The living area opens up at one end to double height, offering space for an impressive piece of pop-art. Two red chairs add even more colour. At this end of the house, a vertical 'block' creates a tower, which houses an extensive library of art and picture books which extends vertically over two floors. The staircase leads up to the office on the top level.
The impressive two-storey library space. Light is a central feature of this home: floor to ceiling windows throughout flood the space with sunlight, while skylights add another dimension of light. Recessed lights in the ceilings and pendant lamps have been carefully arranged to show off the family's art, and to create different light tones in the evenings.
A staircase dazzlingly illuminated by the skylight above, with sunlight reflecting off the pure white walls, leads down to the garden level, where the family bedrooms are found. A long narrow pool and a large terrace have been built in front of this private area.
The long narrow pool and terrace outside of the bedrooms. The bedrooms feature floor-to-ceiling glazing. Light reflecting from the pool dances on the white walls of the bedrooms.
More dazzling white in the dining room, with light flooding in from the floor-to-ceiling windows and from more windows on the opposite side.
Art is the central design theme of the villa. Hanging over the dining table is the 'Zettel-Lamp', designed by Ingo Maurer. The living spaces have been carefully planned so as to ensure order. There are a number of storage rooms, and a family wardrobe has been positioned in the hallway that leads to the garage, to help keep the entrance hall clutter-free. There's also a backup kitchen, to facilitate cosy get-togethers in a homely atmosphere.

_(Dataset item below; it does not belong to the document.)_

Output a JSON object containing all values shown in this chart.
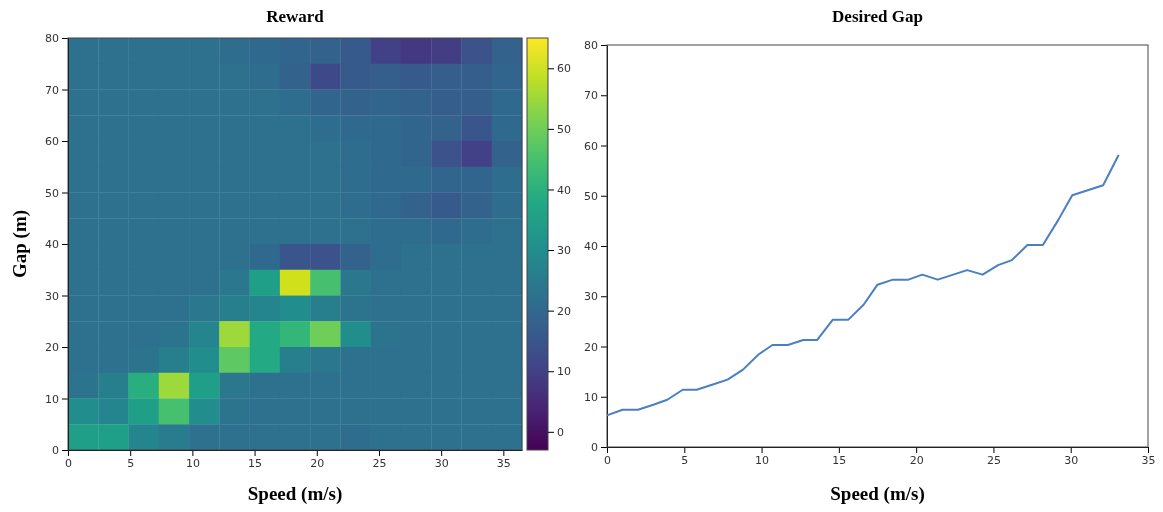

Even in the bathroom art is the main feature. This piece is made from natural Brazilian stone. The space is clean and clutter-free; airy and light.
In the guest bathroom, it's gold as far as the eye can see. This bathroom is completely open to the sky.
From the outside, we can see how the home has been divided into distinct spaces. On the centre level is the dining area and the living room; under this sit the family bedrooms, with that terrace and pool outside. The 'tower' peeks out over the centre level.